Weblog
Feb 15, 10:10 pm: It's all about role models
But, of course, Mary Hodder at napsterization says it so much better in Re: Women and Conferences. She writes:
Last night I went to a tempura party, and there was a Phd in neuroscience from UCB there, and I asked what she was doing when she’s done at the end of the semester. She replied that she would teach because having a lab is out of the question. She didn’t want to play the games the boys play to raise all the money and compete in those ways to lead her own lab. %$#@^$%&This is what I hear from women who would like to start a software company, about VCs. It’s too much to play those kinds of games without some mentorship and help, and we need to make it easier. I don’t think it’s that women don’t want to compete, they just want the competition to be about something, not just an arbitrary game to weed out the people with no patience for that game.

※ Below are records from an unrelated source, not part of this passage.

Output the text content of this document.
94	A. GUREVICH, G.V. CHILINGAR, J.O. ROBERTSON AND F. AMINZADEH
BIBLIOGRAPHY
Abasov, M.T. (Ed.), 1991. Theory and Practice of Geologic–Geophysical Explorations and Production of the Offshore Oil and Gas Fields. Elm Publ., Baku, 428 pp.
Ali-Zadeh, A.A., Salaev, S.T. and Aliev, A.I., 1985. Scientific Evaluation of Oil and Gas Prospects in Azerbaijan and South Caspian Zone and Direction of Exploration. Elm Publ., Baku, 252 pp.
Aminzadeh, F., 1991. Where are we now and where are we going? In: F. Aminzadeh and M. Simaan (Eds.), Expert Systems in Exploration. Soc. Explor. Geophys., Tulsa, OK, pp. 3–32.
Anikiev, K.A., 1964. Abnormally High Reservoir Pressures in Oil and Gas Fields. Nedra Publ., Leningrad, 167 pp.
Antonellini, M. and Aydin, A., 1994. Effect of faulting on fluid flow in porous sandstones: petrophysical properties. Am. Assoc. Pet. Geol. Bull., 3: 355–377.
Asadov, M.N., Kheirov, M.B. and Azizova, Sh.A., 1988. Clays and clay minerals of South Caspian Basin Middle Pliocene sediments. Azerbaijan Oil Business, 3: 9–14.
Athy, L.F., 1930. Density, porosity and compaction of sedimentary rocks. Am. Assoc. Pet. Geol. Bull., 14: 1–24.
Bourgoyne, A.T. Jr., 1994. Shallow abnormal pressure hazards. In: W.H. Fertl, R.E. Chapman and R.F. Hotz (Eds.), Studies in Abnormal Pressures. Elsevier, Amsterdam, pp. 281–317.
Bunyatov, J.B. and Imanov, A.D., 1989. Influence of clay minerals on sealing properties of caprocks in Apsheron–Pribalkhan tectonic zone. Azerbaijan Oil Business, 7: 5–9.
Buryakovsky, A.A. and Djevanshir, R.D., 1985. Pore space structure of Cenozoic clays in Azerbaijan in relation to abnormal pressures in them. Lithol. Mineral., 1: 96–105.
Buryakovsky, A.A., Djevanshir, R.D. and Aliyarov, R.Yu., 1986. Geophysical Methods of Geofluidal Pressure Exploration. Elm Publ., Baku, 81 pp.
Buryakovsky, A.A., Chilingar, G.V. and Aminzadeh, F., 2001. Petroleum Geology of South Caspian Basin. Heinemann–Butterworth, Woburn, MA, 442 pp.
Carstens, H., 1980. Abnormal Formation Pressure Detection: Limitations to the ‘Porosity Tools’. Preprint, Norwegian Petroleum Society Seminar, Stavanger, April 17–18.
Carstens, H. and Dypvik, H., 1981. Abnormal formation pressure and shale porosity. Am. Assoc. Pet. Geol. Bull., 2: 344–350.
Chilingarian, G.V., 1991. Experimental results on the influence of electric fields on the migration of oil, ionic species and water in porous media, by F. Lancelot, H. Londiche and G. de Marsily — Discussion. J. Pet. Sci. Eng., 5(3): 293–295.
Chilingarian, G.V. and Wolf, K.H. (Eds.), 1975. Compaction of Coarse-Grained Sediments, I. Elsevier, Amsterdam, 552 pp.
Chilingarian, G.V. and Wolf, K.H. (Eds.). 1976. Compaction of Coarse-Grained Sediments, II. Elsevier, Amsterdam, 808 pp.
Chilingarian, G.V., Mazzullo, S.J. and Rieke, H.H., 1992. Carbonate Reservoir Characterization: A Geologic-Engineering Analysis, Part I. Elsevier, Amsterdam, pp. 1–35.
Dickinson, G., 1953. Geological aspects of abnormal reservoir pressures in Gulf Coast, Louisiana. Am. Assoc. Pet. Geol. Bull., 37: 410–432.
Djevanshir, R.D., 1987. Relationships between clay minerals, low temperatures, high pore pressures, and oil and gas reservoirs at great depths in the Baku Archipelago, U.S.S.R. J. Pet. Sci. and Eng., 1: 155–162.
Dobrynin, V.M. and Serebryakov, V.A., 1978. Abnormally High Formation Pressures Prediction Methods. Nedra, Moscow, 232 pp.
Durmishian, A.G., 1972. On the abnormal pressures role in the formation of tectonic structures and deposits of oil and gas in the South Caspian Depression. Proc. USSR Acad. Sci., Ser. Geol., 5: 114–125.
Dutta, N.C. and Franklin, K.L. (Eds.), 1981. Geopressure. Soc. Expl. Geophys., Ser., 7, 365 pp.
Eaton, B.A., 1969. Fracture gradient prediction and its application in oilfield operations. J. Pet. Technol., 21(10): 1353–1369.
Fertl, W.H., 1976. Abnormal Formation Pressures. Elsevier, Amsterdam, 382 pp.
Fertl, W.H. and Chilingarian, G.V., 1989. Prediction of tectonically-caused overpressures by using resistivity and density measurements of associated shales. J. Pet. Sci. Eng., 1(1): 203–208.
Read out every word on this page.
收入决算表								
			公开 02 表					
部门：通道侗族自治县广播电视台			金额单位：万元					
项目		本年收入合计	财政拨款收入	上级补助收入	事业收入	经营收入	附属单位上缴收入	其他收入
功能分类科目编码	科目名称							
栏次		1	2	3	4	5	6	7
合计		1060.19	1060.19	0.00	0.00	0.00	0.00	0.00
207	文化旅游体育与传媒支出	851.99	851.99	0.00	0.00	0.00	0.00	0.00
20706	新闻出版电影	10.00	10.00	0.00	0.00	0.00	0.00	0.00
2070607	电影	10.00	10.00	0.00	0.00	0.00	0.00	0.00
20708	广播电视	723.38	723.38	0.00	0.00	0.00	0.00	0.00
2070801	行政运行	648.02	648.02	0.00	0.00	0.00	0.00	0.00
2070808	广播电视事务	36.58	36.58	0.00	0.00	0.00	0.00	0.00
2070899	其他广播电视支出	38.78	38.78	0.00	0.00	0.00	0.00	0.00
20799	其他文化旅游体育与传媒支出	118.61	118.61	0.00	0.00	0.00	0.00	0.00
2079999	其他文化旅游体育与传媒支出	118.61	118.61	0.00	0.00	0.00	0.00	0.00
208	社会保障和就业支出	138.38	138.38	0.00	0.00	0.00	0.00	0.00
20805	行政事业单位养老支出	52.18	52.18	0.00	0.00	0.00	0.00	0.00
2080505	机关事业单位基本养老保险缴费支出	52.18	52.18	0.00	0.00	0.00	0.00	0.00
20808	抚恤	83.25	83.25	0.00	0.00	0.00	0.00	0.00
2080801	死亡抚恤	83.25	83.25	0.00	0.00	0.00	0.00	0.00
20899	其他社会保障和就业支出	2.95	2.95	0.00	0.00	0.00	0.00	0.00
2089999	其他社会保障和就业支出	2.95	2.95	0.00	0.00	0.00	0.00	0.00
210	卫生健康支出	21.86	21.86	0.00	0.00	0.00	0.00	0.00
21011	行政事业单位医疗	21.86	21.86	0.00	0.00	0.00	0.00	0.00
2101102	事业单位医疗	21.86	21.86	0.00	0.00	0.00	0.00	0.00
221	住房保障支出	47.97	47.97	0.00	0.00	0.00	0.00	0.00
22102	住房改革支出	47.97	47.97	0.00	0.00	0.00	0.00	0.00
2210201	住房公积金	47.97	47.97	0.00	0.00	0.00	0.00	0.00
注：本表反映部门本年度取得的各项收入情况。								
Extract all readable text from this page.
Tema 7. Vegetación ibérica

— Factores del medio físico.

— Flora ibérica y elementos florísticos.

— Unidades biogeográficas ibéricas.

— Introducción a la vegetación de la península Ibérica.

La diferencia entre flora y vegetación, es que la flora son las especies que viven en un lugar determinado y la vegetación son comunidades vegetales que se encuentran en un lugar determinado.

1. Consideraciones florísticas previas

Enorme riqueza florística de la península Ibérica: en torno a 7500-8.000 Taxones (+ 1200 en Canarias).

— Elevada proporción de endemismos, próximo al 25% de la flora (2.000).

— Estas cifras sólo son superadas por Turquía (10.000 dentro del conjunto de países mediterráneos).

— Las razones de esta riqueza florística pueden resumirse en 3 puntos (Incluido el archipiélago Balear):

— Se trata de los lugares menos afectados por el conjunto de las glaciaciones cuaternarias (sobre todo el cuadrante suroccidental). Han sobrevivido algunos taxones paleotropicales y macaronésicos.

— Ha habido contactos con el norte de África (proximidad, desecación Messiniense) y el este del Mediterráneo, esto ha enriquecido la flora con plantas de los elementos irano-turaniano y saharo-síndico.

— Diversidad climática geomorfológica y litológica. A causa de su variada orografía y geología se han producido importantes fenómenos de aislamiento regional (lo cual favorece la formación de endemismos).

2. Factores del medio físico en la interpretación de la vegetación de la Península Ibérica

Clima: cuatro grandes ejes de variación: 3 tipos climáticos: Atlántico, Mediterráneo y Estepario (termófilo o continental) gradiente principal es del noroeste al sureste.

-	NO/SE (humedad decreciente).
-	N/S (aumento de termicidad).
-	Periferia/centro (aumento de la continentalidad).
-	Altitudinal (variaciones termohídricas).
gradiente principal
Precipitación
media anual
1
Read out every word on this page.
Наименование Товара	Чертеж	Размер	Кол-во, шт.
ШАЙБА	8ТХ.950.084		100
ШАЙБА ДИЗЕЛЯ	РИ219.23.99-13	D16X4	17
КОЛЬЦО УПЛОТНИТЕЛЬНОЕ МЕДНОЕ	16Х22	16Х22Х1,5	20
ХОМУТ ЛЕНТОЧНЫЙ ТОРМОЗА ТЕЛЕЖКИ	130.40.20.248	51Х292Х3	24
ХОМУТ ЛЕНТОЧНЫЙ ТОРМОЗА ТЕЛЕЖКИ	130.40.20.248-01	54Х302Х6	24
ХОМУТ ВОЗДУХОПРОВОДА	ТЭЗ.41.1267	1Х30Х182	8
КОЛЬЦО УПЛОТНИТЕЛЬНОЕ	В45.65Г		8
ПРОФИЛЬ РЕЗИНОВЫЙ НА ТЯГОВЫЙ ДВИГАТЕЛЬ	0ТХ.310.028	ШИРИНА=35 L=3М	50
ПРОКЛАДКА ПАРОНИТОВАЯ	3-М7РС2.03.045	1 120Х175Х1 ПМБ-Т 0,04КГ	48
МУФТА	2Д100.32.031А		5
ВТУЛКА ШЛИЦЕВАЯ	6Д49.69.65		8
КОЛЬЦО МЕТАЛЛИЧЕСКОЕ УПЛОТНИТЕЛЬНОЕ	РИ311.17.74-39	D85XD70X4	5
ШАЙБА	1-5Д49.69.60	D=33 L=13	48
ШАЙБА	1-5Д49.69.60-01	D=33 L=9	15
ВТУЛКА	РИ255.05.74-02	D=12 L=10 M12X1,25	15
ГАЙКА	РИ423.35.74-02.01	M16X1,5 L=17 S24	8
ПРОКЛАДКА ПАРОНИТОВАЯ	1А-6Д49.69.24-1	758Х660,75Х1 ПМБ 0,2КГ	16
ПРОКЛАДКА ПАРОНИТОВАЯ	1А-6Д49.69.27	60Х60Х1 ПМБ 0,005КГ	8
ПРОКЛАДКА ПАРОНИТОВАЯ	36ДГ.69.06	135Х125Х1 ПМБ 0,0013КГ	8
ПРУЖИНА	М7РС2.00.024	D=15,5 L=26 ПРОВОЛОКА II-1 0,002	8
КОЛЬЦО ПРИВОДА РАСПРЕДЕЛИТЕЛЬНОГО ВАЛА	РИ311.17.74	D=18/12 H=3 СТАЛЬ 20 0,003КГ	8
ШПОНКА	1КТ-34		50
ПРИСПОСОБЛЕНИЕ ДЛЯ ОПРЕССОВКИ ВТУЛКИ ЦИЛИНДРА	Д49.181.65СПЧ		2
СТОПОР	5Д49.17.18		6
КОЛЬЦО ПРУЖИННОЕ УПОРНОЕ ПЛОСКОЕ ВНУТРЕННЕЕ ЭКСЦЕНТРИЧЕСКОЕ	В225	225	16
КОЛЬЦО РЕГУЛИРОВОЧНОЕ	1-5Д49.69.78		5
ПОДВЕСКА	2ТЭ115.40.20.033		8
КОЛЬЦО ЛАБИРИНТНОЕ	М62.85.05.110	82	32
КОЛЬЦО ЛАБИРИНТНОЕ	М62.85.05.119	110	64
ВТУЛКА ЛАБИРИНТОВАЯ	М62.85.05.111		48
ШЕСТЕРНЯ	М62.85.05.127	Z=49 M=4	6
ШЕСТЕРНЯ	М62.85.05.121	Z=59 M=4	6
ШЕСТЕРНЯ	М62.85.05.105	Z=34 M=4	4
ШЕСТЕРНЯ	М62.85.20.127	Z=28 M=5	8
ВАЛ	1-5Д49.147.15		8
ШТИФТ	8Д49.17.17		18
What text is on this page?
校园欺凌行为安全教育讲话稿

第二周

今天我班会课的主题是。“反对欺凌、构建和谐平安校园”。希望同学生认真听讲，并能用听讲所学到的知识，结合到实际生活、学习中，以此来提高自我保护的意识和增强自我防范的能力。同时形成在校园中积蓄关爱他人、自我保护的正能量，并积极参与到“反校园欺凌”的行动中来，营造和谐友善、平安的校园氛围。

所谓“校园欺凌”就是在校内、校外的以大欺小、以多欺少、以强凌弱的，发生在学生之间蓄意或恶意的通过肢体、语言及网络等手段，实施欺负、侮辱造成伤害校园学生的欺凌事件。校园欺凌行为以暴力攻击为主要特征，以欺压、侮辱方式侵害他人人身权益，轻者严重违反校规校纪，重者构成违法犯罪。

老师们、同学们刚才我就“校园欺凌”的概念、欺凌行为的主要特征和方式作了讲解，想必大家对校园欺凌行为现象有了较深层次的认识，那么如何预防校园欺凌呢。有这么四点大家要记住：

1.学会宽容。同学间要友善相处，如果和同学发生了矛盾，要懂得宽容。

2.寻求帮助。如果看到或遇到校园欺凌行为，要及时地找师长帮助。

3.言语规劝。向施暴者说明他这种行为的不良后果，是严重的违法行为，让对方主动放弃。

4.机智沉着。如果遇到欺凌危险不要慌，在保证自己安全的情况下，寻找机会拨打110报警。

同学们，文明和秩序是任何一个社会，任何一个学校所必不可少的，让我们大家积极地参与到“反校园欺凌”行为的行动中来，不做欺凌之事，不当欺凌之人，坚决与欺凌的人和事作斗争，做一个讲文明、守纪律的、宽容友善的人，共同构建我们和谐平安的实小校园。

I know there are many issues, but speaking is one piece of this puzzle.
When I watched the State of Union speech this year, I found myself crying and not, surprisingly, in frustration. I found myself tearing up because the image is different now. Still two men but behind them, in a seat of power, is woman. And my daughter’s life is going to be different because she’s got that picture in her head now.
It can’t just be about that public life though. It’s got to be about the day-to-day effort that people make to get their voices hear — in their blogs, on their podcasts, on the political stage. I’m not saying anything new here, I know. I think what I am trying to say is: This is still important.
Which is my answer to why web 2.0 is important — it’s about speaking and listening to a diversity of voices.